The building also houses a recording studio, the Kibii Wi Koni Research centre, and the Contemporary Art Museum of Moengo (CAMM), which Marcel is always happy to say is the first contemporary art museum in Suriname. The research centre is now only a single room with a few computers, a library and projection facilities, but through partnerships with institutionally based researchers, like Dutch historian Alex van Stipriaan at Erasmus University of Rotterdam, the Foundation has corralled an impressive archive of Maroon history and contemporary activity. Marcel’s vision is to not only make research available, but to generate research through the training of locals in research and documentation methods. While I was visiting, for example, Dutch filmmaker Magda Augusteijn was leading a workshop on documentary techniques. The research centre is the first step in a long road to a university of Maroon knowledge. The concept of “Maroon knowledge” takes Pinas’s concerns beyond affirming Maroon culture as worthy of scholarship, to an affirmation of his community as agents of history, the producers and holders of knowledge that has served his community and could potentially serve others.

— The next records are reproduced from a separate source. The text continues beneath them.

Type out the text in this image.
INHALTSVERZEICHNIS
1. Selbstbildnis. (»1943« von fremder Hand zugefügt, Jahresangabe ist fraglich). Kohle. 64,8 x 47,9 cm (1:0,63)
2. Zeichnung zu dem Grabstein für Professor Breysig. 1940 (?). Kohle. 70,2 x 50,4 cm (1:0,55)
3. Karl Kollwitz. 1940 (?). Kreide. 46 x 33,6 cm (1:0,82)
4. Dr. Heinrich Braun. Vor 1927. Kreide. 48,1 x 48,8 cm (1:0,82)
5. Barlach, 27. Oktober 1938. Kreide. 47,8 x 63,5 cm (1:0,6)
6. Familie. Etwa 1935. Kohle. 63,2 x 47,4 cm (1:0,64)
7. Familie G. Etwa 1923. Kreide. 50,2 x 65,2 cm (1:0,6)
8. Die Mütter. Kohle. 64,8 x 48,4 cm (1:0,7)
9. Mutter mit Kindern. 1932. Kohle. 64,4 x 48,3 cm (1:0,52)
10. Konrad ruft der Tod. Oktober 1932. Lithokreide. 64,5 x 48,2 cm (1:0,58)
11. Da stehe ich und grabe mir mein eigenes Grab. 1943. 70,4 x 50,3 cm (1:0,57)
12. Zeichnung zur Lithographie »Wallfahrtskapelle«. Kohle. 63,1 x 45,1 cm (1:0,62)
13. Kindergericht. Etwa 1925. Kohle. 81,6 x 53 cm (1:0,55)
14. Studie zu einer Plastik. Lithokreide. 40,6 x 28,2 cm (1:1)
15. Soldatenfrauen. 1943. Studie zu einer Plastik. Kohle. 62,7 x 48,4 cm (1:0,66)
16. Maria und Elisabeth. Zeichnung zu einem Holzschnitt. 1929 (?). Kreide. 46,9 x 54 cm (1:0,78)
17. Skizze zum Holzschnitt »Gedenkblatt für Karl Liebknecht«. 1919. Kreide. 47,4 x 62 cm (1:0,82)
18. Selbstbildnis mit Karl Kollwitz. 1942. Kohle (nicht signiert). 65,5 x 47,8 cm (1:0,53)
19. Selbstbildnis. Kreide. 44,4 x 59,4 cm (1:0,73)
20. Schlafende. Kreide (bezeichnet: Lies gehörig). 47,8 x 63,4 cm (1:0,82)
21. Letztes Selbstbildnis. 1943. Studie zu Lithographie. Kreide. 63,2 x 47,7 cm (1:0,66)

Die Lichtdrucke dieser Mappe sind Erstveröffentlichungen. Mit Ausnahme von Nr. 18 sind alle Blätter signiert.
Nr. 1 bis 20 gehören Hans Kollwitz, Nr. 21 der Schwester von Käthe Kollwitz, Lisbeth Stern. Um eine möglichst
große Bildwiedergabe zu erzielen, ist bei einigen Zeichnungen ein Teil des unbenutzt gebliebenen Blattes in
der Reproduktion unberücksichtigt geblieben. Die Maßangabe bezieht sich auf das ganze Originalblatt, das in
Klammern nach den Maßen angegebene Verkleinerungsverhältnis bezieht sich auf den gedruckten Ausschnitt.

This is at the crux of Marcel’s personal artistic practice as well; if he can even be said to have one, since Pinas does not distinguish between his personal and community work. As Christopher Cozier has pointed out: “Pinas’ leadership and participation in the rebuilding of the community of Moengo is in itself a site-specific artwork.” So let’s rephrase, in that part of his work that is presented in museums and galleries, Pinas explicitly references maroon ideology and culture as a source of insight, redress and strength. A work like Kibi Wi Koni, exhibited at the Stedelijk Museum Scheidam in 2009, is an excellent example. Hundreds of bottles wrapped in the traditional Maroon textiles, called pangi, take the shape of an Ndyuka symbol on the floor of the gallery. Reminiscent of a crowd, their dazzingly bright colours take space and declare presence, but they also seem to guard a large, mostly black painting behind them. The wall piece, on which we catch a glimpse of more Ndyuka symbols and collaged Pangi, is obscured by black silhouettes, hanging from the top of the frame, their bodies forming chains, and their repetitition and posture reminiscent of diagrams of packed slave ships. The pangi-wrapped bottles are traditionally used for storing home-made medicines. Here, they seem to symbolise the Maroons of today, each one carrying medicine within, capable of bringing healing and recovery to their people, even as their history is effaced by multiple violences. Tembe, the hospital-cum-art school seems to be an attempt to redsicover and unravel those sacred cures.